Effective friction coefficient $\mu =\tau /P_p$ as a function of $I_v$, for various microscopic friction coefficients ${\mu }_m$, as indicated in the legend. Data from Refs. [10, 11] are superimposed for comparison.

Figure 6

(a) Solid fraction as a function of the viscous number for various value of ${\mu }_m$, as indicated in the legend. The solid line represents the correlation proposed in Boyer et al. [11], $\varphi ={\varphi }_m/\left(1+I_v^{0.5}\right)$, which accounts well for the experimental data, for $I_v<0.1$. The dashed line is simply the extrapolation of this correlation at higher viscous numbers, where no experimental data are available. (b) Same data, but the solid fraction is normalized by its asymptotic value ${\varphi }_m$ at low $I_v$. The solid line represents the correlation $1/\left(1+I_v^{0.5}\right)$. In insert are shown the different values of ${\varphi }_m$ as a function of the microscopic friction coefficient.
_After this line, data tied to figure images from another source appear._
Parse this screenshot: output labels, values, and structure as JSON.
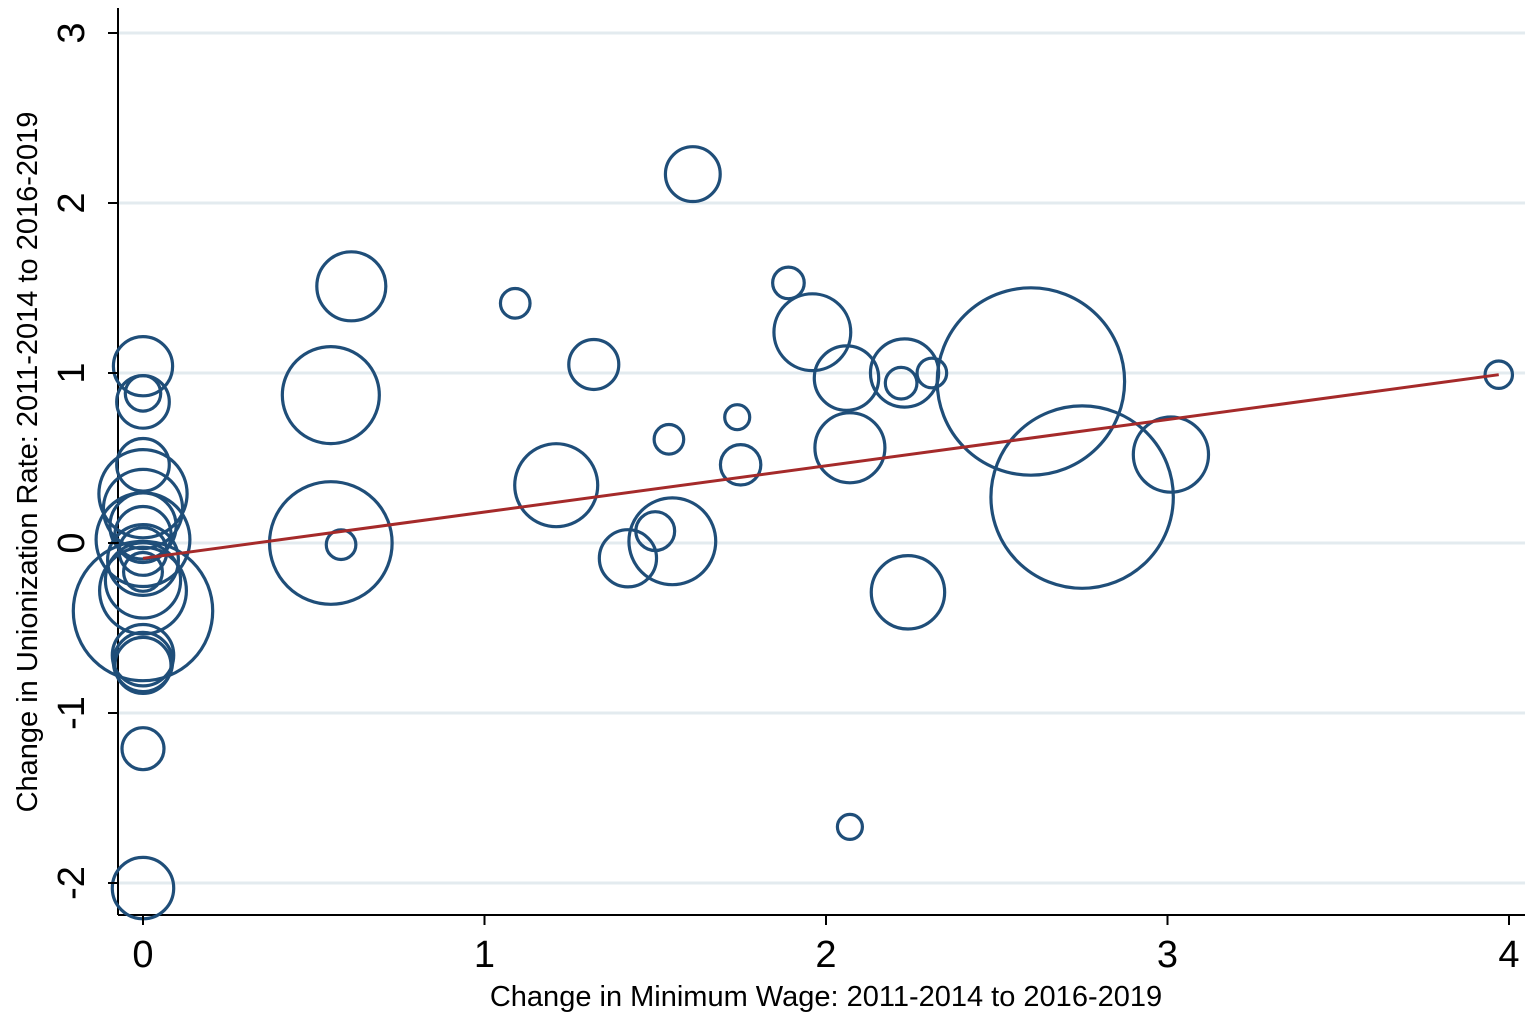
{
  "chart_data": {
    "type": "scatter",
    "title": "",
    "xlabel": "Change in Minimum Wage: 2011-2014 to 2016-2019",
    "ylabel": "Change in Unionization Rate: 2011-2014 to 2016-2019",
    "xlim": [
      -0.08,
      4.05
    ],
    "ylim": [
      -2.2,
      3.15
    ],
    "x_ticks": [
      0,
      1,
      2,
      3,
      4
    ],
    "y_ticks": [
      -2,
      -1,
      0,
      1,
      2,
      3
    ],
    "x_tick_labels": [
      "0",
      "1",
      "2",
      "3",
      "4"
    ],
    "y_tick_labels": [
      "-2",
      "-1",
      "0",
      "1",
      "2",
      "3"
    ],
    "grid": "horizontal",
    "marker": "hollow circle, size weighted",
    "colors": {
      "marker": "#1f4e79",
      "fit_line": "#a52a2a",
      "grid": "#e3ebef"
    },
    "points": [
      {
        "x": 0.0,
        "y": 1.04,
        "w": 0.28
      },
      {
        "x": 0.0,
        "y": 0.83,
        "w": 0.22
      },
      {
        "x": 0.0,
        "y": 0.88,
        "w": 0.1
      },
      {
        "x": 0.0,
        "y": 0.46,
        "w": 0.22
      },
      {
        "x": 0.0,
        "y": 0.29,
        "w": 0.62
      },
      {
        "x": 0.0,
        "y": 0.2,
        "w": 0.5
      },
      {
        "x": 0.0,
        "y": 0.1,
        "w": 0.35
      },
      {
        "x": 0.0,
        "y": 0.05,
        "w": 0.25
      },
      {
        "x": 0.0,
        "y": 0.02,
        "w": 0.7
      },
      {
        "x": 0.0,
        "y": -0.05,
        "w": 0.18
      },
      {
        "x": 0.0,
        "y": -0.1,
        "w": 0.4
      },
      {
        "x": 0.0,
        "y": -0.17,
        "w": 0.12
      },
      {
        "x": 0.0,
        "y": -0.22,
        "w": 0.45
      },
      {
        "x": 0.0,
        "y": -0.28,
        "w": 0.6
      },
      {
        "x": 0.0,
        "y": -0.4,
        "w": 1.55
      },
      {
        "x": 0.0,
        "y": -0.66,
        "w": 0.3
      },
      {
        "x": 0.0,
        "y": -0.7,
        "w": 0.28
      },
      {
        "x": 0.0,
        "y": -0.72,
        "w": 0.25
      },
      {
        "x": 0.0,
        "y": -1.21,
        "w": 0.14
      },
      {
        "x": 0.0,
        "y": -2.03,
        "w": 0.3
      },
      {
        "x": 0.55,
        "y": 0.87,
        "w": 0.75
      },
      {
        "x": 0.55,
        "y": 0.0,
        "w": 1.2
      },
      {
        "x": 0.58,
        "y": -0.01,
        "w": 0.07
      },
      {
        "x": 0.61,
        "y": 1.51,
        "w": 0.38
      },
      {
        "x": 1.09,
        "y": 1.41,
        "w": 0.07
      },
      {
        "x": 1.21,
        "y": 0.34,
        "w": 0.55
      },
      {
        "x": 1.32,
        "y": 1.05,
        "w": 0.2
      },
      {
        "x": 1.42,
        "y": -0.09,
        "w": 0.26
      },
      {
        "x": 1.5,
        "y": 0.07,
        "w": 0.12
      },
      {
        "x": 1.54,
        "y": 0.61,
        "w": 0.07
      },
      {
        "x": 1.55,
        "y": 0.01,
        "w": 0.6
      },
      {
        "x": 1.61,
        "y": 2.17,
        "w": 0.24
      },
      {
        "x": 1.74,
        "y": 0.74,
        "w": 0.05
      },
      {
        "x": 1.75,
        "y": 0.46,
        "w": 0.13
      },
      {
        "x": 1.89,
        "y": 1.53,
        "w": 0.08
      },
      {
        "x": 1.96,
        "y": 1.24,
        "w": 0.47
      },
      {
        "x": 2.06,
        "y": 0.97,
        "w": 0.33
      },
      {
        "x": 2.07,
        "y": 0.56,
        "w": 0.39
      },
      {
        "x": 2.07,
        "y": -1.67,
        "w": 0.05
      },
      {
        "x": 2.22,
        "y": 0.94,
        "w": 0.08
      },
      {
        "x": 2.23,
        "y": 1.0,
        "w": 0.37
      },
      {
        "x": 2.24,
        "y": -0.29,
        "w": 0.43
      },
      {
        "x": 2.31,
        "y": 1.0,
        "w": 0.07
      },
      {
        "x": 2.6,
        "y": 0.95,
        "w": 2.8
      },
      {
        "x": 2.75,
        "y": 0.27,
        "w": 2.65
      },
      {
        "x": 3.01,
        "y": 0.52,
        "w": 0.45
      },
      {
        "x": 3.97,
        "y": 0.99,
        "w": 0.06
      }
    ],
    "fit_line": {
      "x": [
        0.0,
        3.97
      ],
      "y": [
        -0.09,
        0.99
      ]
    }
  }
}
The data are fitted by an exponential function, which accounts well for the data, and displayed in Eq. (13).

Figure 7

(a) Reduced viscosity (same data as in Fig. 4), plotted as a function of the distance to jamming, $1-\varphi /{\varphi }_m$. Solid and dashed lines represent power law functions of exponents $-2$ and $-1$, respectively. (b) $1-\varphi /{\varphi }_m$, plotted vs the viscous number $I_v$ for the whole range of ${\mu }_m$ tested. The solid line represents $I_v^{1/2}$.

Figure 8

Contact and lubrication contribution to the effective friction coefficient. (Left) All the components (circles for contact contribution, squares for normal lubrication contribution, and crosses for shear lubrication contribution) are plotted as a function of $I_v$. (Right) Magnified plot of (top) the contact contribution and (bottom) the sum of lubrication contribution $\left({\mu }_L={\mu }_L^N+{\mu }_L^S\right)$. Discontinuous lines are models proposed by different authors. Contact contribution proposed by Gallier et al. [10] is the same as that proposed by Boyer et al. [11]. Solid lines represents the model proposed in Eqs. (14) and (15).